The result of Edwards' musical hiatus is Total Freedom (released August 14 via Dualtone Records), a stunning collection of songs about self-determination ("Options Open"), starting over and finding peace ("Birds on a Feeder").
It was a phone call from Maren Morris that jumpstarted Edwards' songwriting. The "My Church" singer called Edwards to co-write for her album. The writing session led to the ballad "Good Woman," written by Edwards, Morris and Ian Fitchuk, featured on Morris' 2019 record GIRL. Edwards says the experience "turned my pilot light back on."
"What was a surprise to me was how comfortable I felt participating in creating something for someone I didn't necessarily know because Maren was comfortable. And because we hung out at Ian Fitchuck's house and he's extremely comfortable. We worked in his home writing room, which was not what I thought it was going to be. I pictured Nashville and the writing scene to be this silly stereotype of a bunch of bros who meet at Starbucks with their laptops and try to find something that rhymes with Budweiser," Edwards says, laughing. "It really disarmed me... I wasn't asked to be anything but myself in those few days. Those two people really reminded me of who I was that I'd sort of put away into a keepsake box for later. I put [myself] in a time capsule for a little while and they let me like look back in and see what I'd put away."
Time spent focusing on her cafe and coffee shop (and away from the music industry) gave Edwards space for the quiet reflection showcased on songs about past relationships ("Glenfern"), re-connecting with a childhood best friend ("Simple Math") and "Who Rescued Who," an ode to her dog Redd, which reflects on the day she picked him up and the experience of having to say goodbye. ("I picked you up on the other side of the river," Edwards sings. "Dogs and alcohol, they go so good together/ You were so sweet, immediately.")
"It took twice as long to demo it because I couldn't get through the first chorus without crying. Even though when I wrote the song on my sofa I was happy -- thinking about the happy memories of what it was like to have that dog in my life," Edwards says of "Who Rescued Who." "It's actually this sweet sort of happy spirited song...I didn't want it to be the saddest song about a dead dog. I wanted it to be the thing where you're like, 'Isn't having a [expletive] dog amazing?'"
Edwards says Total Freedom represents a transformative era of her life.
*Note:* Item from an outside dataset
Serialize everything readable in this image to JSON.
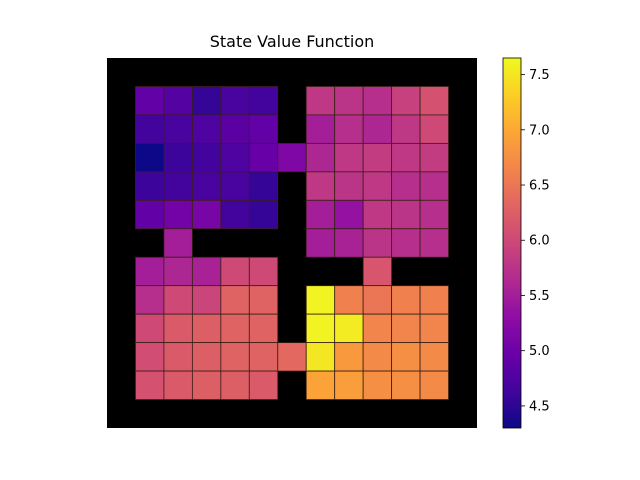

"I think what's good about this record that I made is that it was made from a really true place of feeling like I had come through something. I came through clinical depression. I came through some difficult coming of age things, like being a woman who went from being on a rock 'n' roll chick who drank bourbon out of the bottle to this woman who's like, 'That is not fulfilling me. There's something missing from my life' and going and looking for it and realizing that I was always putting myself in positions where I was really hard on myself. I was really hard on my body. It was really hard on my heart... I didn't give myself the things that I needed to really thrive as a person."
The album, co-produced by Edwards, Jim Bryson and Ian Fitchuk, celebrates resilience and finding peace in the present -- a welcome message at a time when an ongoing pandemic has left countless souls racked with anxiety and uncertainty over the future.
"I think that is a hard thing for people to accept because it's the foundation of how we put one foot in front of the other -- we make plans and then we get up and we do them," Edwards says. "I think that's really what the hardest part of [quarantine] is. Hopefully, the record that I made is rooted in a joyful [message] to just take the time to appreciate what's in front of you today. The present has delivered all these wonderful things to me and hopefully that translates."